Nuku Hiva rail Temporal range: Late Holocene
- Conservation status: Extinct

Scientific classification
- Kingdom: Animalia
- Phylum: Chordata
- Class: Aves
- Order: Gruiformes
- Family: Rallidae
- Genus: Gallirallus
- Species: †G. epulare
- Binomial name: †Gallirallus epulare Kirchman & Steadman, 2007

= Nuku Hiva rail =

- Genus: Gallirallus
- Species: epulare
- Authority: Kirchman & Steadman, 2007
- Conservation status: EX

Extinct species of bird

The Nuku Hiva rail (Gallirallus epulare) is an extinct species of flightless bird in the Rallidae, or rail family.

==History==
The rail was described in 2007 from subfossil bones collected in 1994-1995 by archaeologists B. V. Rolett, E. Conte and their colleagues at the Ha'atuatua archaeological site, on the island of Nuku Hiva in the Marquesas Islands of French Polynesia.
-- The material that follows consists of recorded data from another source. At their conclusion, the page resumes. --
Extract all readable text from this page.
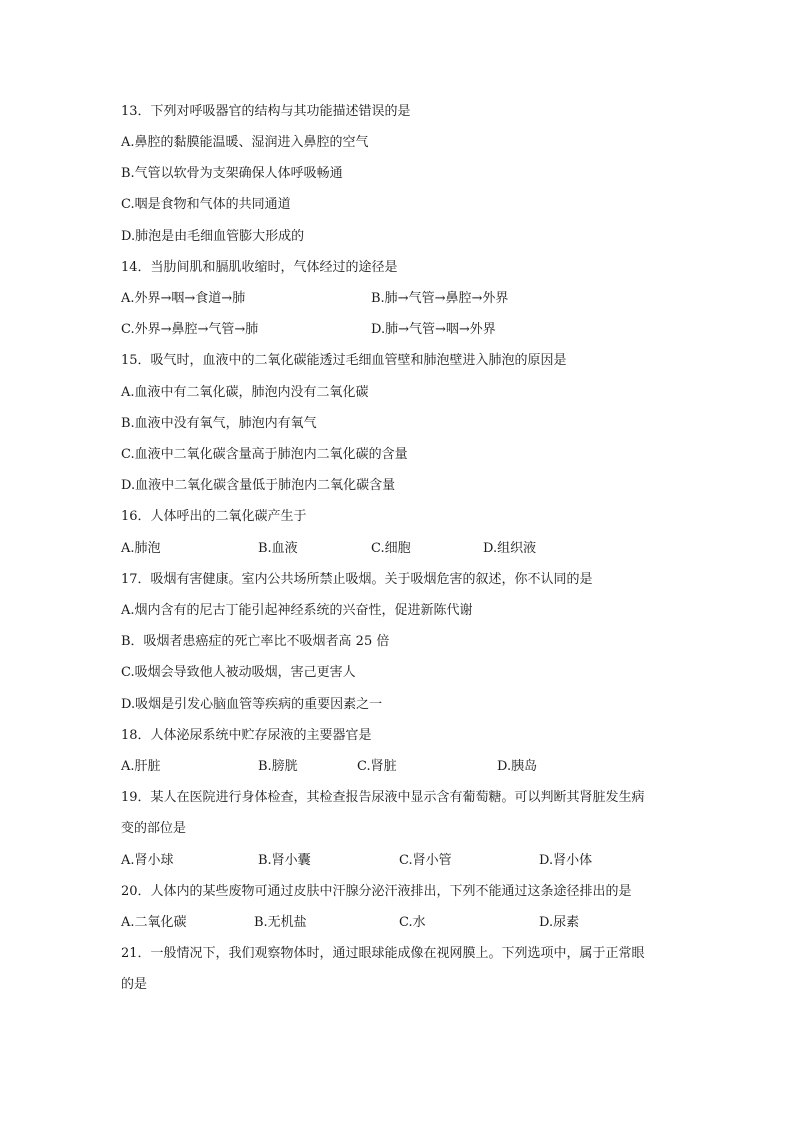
13．下列对呼吸器官的结构与其功能描述错误的是
A.鼻腔的黏膜能温暖、湿润进入鼻腔的空气
B.气管以软骨为支架确保人体呼吸畅通
C.咽是食物和气体的共同通道
D.肺泡是由毛细血管膨大形成的
14．当肋间肌和膈肌收缩时，气体经过的途径是
A.外界→咽→食道→肺	B.肺→气管→鼻腔→外界
C.外界→鼻腔→气管→肺	D.肺→气管→咽→外界
15．吸气时，血液中的二氧化碳能透过毛细血管壁和肺泡壁进入肺泡的原因是
A.血液中有二氧化碳，肺泡内没有二氧化碳
B.血液中没有氧气，肺泡内有氧气
C.血液中二氧化碳含量高于肺泡内二氧化碳的含量
D.血液中二氧化碳含量低于肺泡内二氧化碳含量
16．人体呼出的二氧化碳产生于
A.肺泡	B.血液	C.细胞	D.组织液
17．吸烟有害健康。室内公共场所禁止吸烟。关于吸烟危害的叙述，你不认同的是
A.烟内含有的尼古丁能引起神经系统的兴奋性，促进新陈代谢
B．吸烟者患癌症的死亡率比不吸烟者高 25 倍
C.吸烟会导致他人被动吸烟，害己更害人
D.吸烟是引发心脑血管等疾病的重要因素之一
18．人体泌尿系统中贮存尿液的主要器官是
A.肝脏	B.膀胱	C.肾脏	D.胰岛
19．某人在医院进行身体检查，其检查报告尿液中显示含有葡萄糖。可以判断其肾脏发生病
变的部位是
A.肾小球	B.肾小囊	C.肾小管	D.肾小体
20．人体内的某些废物可通过皮肤中汗腺分泌汗液排出，下列不能通过这条途径排出的是
A.二氧化碳	B.无机盐	C.水	D.尿素
21．一般情况下，我们观察物体时，通过眼球能成像在视网膜上。下列选项中，属于正常眼
的是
The site dates to about 1000 yr BP, from the early period of human settlement of the island.

==Etymology==
The specific epithet comes from the Latin epularis (pertaining to a banquet) which refers to the discovery of the specimens in a kitchen midden containing the remains of meals eaten by prehistoric Polynesians.